The Deniable Darwin
David Berlinski“You must clear your mind of cant,” Dr. Johnson advised Boswell. It is not easy; I have been trying. I have named this collection The Deniable Darwin because it has been this essay more than any other that has prompted a gratifying commotion. And for obvious reasons. Darwinism has become far more than a narrow and not very interesting nineteenth-century theory of speciation; it is a way of thought, an attitude, and so an ideology. As political correctness is the reigning ideology of social and political life, so Darwinism is the reigning ideology of scientific life. Both ideologies are forms of cant; they are expressions of attitude and in the case of Darwinism, the attitude runs straight through almost everything that has loosely collected under the name of science itself.

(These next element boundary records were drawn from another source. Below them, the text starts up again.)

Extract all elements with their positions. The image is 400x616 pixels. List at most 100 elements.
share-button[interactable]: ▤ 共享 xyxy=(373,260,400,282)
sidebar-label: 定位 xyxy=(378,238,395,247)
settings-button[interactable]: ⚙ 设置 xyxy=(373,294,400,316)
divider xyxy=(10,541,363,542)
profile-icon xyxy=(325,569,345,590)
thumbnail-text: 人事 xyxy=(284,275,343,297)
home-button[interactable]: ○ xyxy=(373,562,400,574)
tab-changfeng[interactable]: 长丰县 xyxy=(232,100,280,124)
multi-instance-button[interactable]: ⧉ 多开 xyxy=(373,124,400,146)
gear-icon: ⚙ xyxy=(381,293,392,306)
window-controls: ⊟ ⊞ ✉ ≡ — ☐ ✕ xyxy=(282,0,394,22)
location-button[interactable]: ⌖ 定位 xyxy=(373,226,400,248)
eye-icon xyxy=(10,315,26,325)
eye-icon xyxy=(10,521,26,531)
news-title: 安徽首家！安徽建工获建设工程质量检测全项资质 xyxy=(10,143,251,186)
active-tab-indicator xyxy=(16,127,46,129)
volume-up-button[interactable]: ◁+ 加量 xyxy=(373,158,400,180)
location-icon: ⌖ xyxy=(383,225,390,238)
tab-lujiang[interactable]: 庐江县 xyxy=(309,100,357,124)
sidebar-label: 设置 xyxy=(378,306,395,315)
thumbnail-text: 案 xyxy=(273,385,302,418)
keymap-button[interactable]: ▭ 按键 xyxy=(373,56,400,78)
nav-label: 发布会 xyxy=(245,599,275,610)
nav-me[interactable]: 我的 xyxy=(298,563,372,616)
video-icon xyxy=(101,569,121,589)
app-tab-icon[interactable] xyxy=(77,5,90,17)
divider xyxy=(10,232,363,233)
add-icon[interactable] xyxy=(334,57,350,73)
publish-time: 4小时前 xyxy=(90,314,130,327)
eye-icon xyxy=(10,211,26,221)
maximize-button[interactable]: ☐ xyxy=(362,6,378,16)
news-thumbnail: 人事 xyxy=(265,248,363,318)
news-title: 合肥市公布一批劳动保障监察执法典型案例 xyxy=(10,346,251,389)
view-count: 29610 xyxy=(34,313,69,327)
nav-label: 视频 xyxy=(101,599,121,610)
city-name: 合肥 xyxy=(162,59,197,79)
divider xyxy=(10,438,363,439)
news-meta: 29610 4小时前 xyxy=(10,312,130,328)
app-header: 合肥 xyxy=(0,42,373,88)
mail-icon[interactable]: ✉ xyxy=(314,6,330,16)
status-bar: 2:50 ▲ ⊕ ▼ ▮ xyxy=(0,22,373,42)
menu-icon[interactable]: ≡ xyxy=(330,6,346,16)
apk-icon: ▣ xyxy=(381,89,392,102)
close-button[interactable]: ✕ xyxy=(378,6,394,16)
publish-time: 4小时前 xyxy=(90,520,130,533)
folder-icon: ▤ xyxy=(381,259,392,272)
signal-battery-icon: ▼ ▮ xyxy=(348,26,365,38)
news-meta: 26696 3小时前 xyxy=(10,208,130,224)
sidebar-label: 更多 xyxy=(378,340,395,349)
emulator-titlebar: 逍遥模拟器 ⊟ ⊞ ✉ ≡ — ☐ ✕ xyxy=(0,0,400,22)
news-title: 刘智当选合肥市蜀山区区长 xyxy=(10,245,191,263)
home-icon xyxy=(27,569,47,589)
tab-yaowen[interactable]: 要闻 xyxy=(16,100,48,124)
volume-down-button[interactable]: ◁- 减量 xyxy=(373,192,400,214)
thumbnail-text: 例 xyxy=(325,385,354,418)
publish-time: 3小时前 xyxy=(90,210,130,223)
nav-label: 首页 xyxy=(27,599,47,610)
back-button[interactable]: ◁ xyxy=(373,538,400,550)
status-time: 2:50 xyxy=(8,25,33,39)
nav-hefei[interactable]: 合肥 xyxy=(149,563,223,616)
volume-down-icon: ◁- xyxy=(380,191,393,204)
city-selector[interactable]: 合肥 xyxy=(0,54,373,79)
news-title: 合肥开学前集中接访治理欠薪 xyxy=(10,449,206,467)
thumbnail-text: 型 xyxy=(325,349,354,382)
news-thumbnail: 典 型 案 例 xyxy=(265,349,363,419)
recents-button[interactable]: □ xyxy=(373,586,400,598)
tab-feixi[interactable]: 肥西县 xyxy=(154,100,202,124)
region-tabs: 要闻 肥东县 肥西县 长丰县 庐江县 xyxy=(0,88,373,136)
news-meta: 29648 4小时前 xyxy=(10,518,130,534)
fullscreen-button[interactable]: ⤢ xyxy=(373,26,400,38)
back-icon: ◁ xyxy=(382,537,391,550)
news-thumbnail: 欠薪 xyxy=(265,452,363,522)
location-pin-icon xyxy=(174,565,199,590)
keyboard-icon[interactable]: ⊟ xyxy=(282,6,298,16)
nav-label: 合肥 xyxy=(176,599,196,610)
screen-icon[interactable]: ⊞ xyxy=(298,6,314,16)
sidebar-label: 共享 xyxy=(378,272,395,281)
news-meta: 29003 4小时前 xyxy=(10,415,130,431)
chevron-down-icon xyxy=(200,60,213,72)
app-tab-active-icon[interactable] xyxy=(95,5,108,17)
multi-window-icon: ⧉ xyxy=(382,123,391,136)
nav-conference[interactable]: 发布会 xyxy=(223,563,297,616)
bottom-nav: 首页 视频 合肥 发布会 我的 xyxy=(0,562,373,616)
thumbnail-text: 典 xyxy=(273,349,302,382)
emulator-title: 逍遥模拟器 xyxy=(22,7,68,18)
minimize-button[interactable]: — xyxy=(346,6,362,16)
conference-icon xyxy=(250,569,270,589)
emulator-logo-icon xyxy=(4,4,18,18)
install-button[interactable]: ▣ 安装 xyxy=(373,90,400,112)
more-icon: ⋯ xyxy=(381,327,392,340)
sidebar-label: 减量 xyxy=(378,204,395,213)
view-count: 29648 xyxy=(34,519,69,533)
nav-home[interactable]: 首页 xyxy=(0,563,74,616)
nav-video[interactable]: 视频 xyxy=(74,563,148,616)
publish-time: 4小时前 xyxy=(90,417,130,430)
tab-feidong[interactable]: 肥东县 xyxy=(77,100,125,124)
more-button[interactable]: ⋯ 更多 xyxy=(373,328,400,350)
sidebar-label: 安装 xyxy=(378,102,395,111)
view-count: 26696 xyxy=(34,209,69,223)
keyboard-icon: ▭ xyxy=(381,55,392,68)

It is most typically an attitude of confident conviction in the scientific enterprise itself, and it has as its correlative an attitude of confident contempt for doubt or even rational uncertainty. There is obviously Darwinism among the Darwinians; but there is Darwinism where physicists get together, and psychologists as well. It is a vile but universal fluid, one that seeps into every interstice, with even journalists splashing happily in the stuff. So I have decided to call this collection The Deniable Darwin and I hope that the reader understands that what is being denied is more than that poor drab Darwin ever advanced. I am against the spirit that he engendered.